Barzani’nin ziyaretinde PKK konusu gündeme geldi mi?

Tabii geldi. Bu konuda onların da bazı rahatsızlıkları var. Karşılıklı olarak konuyla ilgili görüşlerimizi paylaştık.

MEVCUT ANAYASA YAMALI BOHÇA GİBİ

l Halihazırda devam eden bir hükümet sistemi tartışması var. Başkanlık, Yarı Başkanlık veya Partili Cumhurbaşkanlığı seçenekleri gündemde. Mevcut sistem değiştiğinde bunun vatandaşa dokunan yanıyla getirisi ne olacak?

Birincisi, kararların daha hızlı alınmasını sağlayacak. Bunun öncelikle en faydalı yanı ülke ekonomisine artı değer katması olacaktır. Bunun bütün ülkeyle, bütün çalışanlara doğrudan bir yansıması olacaktır. Başkanlık, Yarı Başkanlık veya Partili Cumhurbaşkanlığı sistemlerinde seri bir şekilde karar almada rahat olunacak. İkinci olarak çift başlılığı ortadan kaldırmak çok önemli. 

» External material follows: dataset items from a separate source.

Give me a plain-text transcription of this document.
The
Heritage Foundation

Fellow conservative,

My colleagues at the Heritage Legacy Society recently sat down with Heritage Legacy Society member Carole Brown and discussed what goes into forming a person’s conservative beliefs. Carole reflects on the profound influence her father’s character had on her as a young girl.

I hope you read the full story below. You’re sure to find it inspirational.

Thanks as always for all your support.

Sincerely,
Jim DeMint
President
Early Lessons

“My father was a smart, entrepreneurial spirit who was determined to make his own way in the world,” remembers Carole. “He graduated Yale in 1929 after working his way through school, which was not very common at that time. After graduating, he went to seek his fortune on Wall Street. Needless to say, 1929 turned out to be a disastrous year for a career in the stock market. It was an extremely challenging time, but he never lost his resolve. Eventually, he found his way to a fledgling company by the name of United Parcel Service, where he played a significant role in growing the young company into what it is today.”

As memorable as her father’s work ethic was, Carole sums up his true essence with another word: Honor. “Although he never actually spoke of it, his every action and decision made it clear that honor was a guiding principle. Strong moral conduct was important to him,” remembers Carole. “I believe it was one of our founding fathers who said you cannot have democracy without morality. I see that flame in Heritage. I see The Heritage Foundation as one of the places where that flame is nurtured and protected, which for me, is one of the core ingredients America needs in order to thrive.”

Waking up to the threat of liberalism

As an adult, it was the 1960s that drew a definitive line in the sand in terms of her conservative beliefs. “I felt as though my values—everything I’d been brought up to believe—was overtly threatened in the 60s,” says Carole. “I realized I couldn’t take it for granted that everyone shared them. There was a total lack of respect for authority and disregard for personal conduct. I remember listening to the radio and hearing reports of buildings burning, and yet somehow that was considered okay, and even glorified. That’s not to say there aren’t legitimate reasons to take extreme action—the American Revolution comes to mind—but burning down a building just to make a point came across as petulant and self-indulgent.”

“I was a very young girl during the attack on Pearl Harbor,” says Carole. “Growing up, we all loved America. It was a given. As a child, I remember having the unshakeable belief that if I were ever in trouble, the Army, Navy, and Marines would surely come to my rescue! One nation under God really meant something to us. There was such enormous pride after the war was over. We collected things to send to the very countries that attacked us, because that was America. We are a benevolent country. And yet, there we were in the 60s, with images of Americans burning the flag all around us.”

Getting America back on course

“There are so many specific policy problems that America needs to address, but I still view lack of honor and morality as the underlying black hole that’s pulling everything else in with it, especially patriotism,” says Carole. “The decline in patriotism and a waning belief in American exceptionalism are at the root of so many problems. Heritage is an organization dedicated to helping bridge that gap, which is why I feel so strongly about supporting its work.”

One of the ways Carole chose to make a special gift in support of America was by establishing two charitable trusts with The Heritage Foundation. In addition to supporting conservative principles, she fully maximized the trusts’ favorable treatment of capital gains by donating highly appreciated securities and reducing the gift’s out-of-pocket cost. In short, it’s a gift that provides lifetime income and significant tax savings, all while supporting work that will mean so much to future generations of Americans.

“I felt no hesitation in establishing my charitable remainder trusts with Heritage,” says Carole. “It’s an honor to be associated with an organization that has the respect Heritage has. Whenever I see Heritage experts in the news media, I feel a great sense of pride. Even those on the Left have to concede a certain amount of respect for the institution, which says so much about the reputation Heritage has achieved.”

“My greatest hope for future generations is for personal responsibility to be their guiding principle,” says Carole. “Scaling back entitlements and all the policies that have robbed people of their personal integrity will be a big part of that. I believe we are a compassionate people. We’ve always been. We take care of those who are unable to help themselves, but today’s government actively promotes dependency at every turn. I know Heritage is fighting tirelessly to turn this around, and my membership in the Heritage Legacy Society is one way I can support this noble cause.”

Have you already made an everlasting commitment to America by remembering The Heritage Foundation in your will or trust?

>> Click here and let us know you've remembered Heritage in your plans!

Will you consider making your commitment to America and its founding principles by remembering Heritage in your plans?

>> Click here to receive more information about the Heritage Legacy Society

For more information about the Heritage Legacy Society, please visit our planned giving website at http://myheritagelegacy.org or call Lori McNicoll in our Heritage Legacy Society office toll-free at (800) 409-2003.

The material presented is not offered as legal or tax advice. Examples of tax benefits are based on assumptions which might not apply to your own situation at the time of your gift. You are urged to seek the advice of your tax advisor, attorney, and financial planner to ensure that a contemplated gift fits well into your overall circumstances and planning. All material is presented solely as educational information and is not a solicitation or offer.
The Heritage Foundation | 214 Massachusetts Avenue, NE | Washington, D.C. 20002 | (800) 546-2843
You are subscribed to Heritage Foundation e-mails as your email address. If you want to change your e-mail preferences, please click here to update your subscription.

Gazeteler ‘Cumhurbaşkanı ile Başbakanın arası şöyle veya böyle’ diye sürekli haberler yapıyorlar. Halbuki ben bu partinin kurucusuyum ve hamdolsun buraya kadar gayet iyi bir şekilde geldik. Benim partide danışmanım olmuş, Dışişleri Bakanım olmuş, şimdi de Başbakanım olan bir arkadaşımla neden sorun yaşayayım?.. Ben onunla sorun yaşadığım zaman, bir kere ülkem kaybedecek, neden böyle bir tavır içine gireyim. Ülkemin kaybetmesi her şeyden önce benim değerlerime ters düşer. Çünkü biz ülkemizi muasır medeniyetler seviyesinin üzerine çıkarmak işitiyoruz. Bunun için de bizim çok daha farklı bir çalışma ortaya koymamız gerekiyor. Bunu yaparken de bu ikilemi ortadan kaldırmamız zaten şart. Bunu sözde değil, yasal bir zeminde yapmamız lazım. Bunun için de bu darbe anayasasını bir defa ortadan kaldırmamız lazım. Bu darbe anayasasıyla biz bir yere gidemeyiz. Şimdiye kadar anayasada çok şey değişti, neticede yamalı bir bohçaya döndü. 

Biliyorsunuz; 26 maddede yaptığımız bir değişiklik vardı, millet yüzde 58 ile evet dedi. Daha sonra Başbakanlığım döneminde bir çalışma başlattık, orada da ilk etapta 47 madde, daha sonra bu maddelerin sayısı 61 maddeye çıktı. Ve ana muhalefetten teklif geldi, kendilerine gidince de‘Dört partinin buna imza atması lazım’ dediler. Diğer iki parti imza atmıyor, sen de evet diyorsun. Eğer evet diyorsan iki partinin imza atmasıyla biz bu işi mecliste on beş gün içinde hallederiz… Onlar da yanaşmayınca öylece kaldı. 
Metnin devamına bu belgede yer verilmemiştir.